Already I have shared one Modagam recipe – stuffed with Channadal / Bengal gram / Kadala Paruppu, again this is the same but the stuffing completely differs here. This is also served as an offering to Lord Vinayaga on Vinayagar Chathurthi. Let us move on to the recipe…
- Rice flour – 1 cup
- Grated coconut – ½ cup
- Grated or Crushed Jaggery – ¼ cup
- Salt – ½ tsp
- Heat 2 cups of water, let it boil.
- Take the rice flour in a wide mouth bowl, add in the salt, pour in the water little by little and stir it well (be sure no lumps should be formed).
- Stir well, it comes to rolling consistency.

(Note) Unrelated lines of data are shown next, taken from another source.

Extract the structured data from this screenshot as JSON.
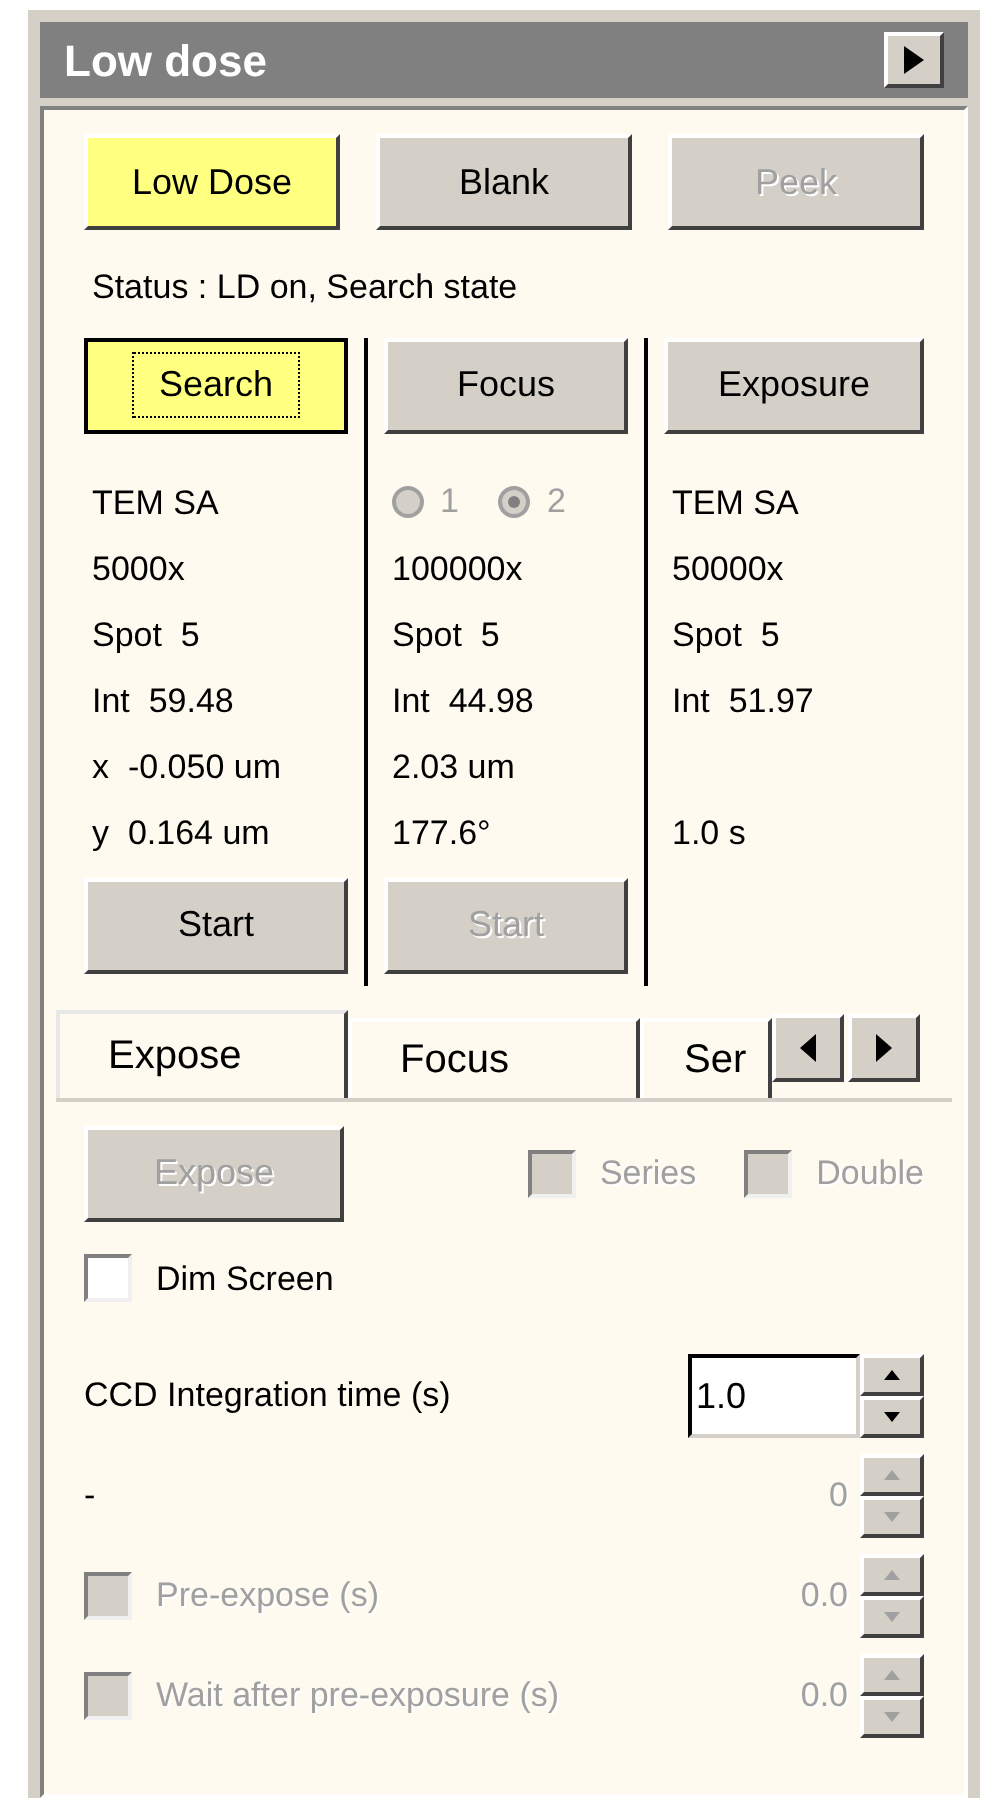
{
  "window": {
    "title": "Low dose"
  },
  "top_buttons": [
    {
      "label": "Low Dose",
      "active": true,
      "disabled": false
    },
    {
      "label": "Blank",
      "active": false,
      "disabled": false
    },
    {
      "label": "Peek",
      "active": false,
      "disabled": true
    }
  ],
  "status": "Status : LD on, Search state",
  "columns": [
    {
      "button": {
        "label": "Search",
        "active": true,
        "focused": true
      },
      "lines": [
        {
          "text": "TEM SA"
        },
        {
          "text": "5000x"
        },
        {
          "text": "Spot  5"
        },
        {
          "text": "Int  59.48"
        },
        {
          "text": "x  -0.050 um"
        },
        {
          "text": "y  0.164 um"
        }
      ],
      "start": {
        "label": "Start",
        "disabled": false
      }
    },
    {
      "button": {
        "label": "Focus",
        "active": false,
        "focused": false
      },
      "radios": {
        "disabled": true,
        "options": [
          {
            "label": "1",
            "selected": false
          },
          {
            "label": "2",
            "selected": true
          }
        ]
      },
      "lines": [
        {
          "text": "100000x"
        },
        {
          "text": "Spot  5"
        },
        {
          "text": "Int  44.98"
        },
        {
          "text": "2.03 um"
        },
        {
          "text": "177.6°"
        }
      ],
      "start": {
        "label": "Start",
        "disabled": true
      }
    },
    {
      "button": {
        "label": "Exposure",
        "active": false,
        "focused": false
      },
      "lines": [
        {
          "text": "TEM SA"
        },
        {
          "text": "50000x"
        },
        {
          "text": "Spot  5"
        },
        {
          "text": "Int  51.97"
        },
        {
          "text": "1.0 s",
          "gap_before": true
        }
      ]
    }
  ],
  "tabs": [
    {
      "label": "Expose",
      "selected": true
    },
    {
      "label": "Focus",
      "selected": false
    },
    {
      "label": "Ser",
      "selected": false
    }
  ],
  "expose_button": {
    "label": "Expose",
    "disabled": true
  },
  "options": [
    {
      "label": "Series",
      "checked": false,
      "disabled": true
    },
    {
      "label": "Double",
      "checked": false,
      "disabled": true
    }
  ],
  "dim_screen": {
    "label": "Dim Screen",
    "checked": false,
    "disabled": false
  },
  "settings": [
    {
      "kind": "input",
      "label": "CCD Integration time (s)",
      "value": "1.0",
      "disabled": false
    },
    {
      "kind": "readout",
      "label": "-",
      "value": "0",
      "disabled": true
    },
    {
      "kind": "check",
      "label": "Pre-expose (s)",
      "value": "0.0",
      "checked": false,
      "disabled": true
    },
    {
      "kind": "check",
      "label": "Wait after pre-exposure (s)",
      "value": "0.0",
      "checked": false,
      "disabled": true
    }
  ]
}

- Heat a kadhai, add in the grated coconut and cook for 2 mins.
- Add in the grated or crushed jaggery and cook for 5 mins (jaggery should melt, but should be rolled with the grated coconut).
- Now take a small portion of rice flour, grease the modak mould with oil and fill the mould with the rice flour.
- Insert a finger in the middle and make a small hole, now fill the hole with the filling and steam the modak for 10 -15 mins.
Serve hot. But commonly it is served as an offering for Lord Vinayaga and also made as snack commonly among tamilians.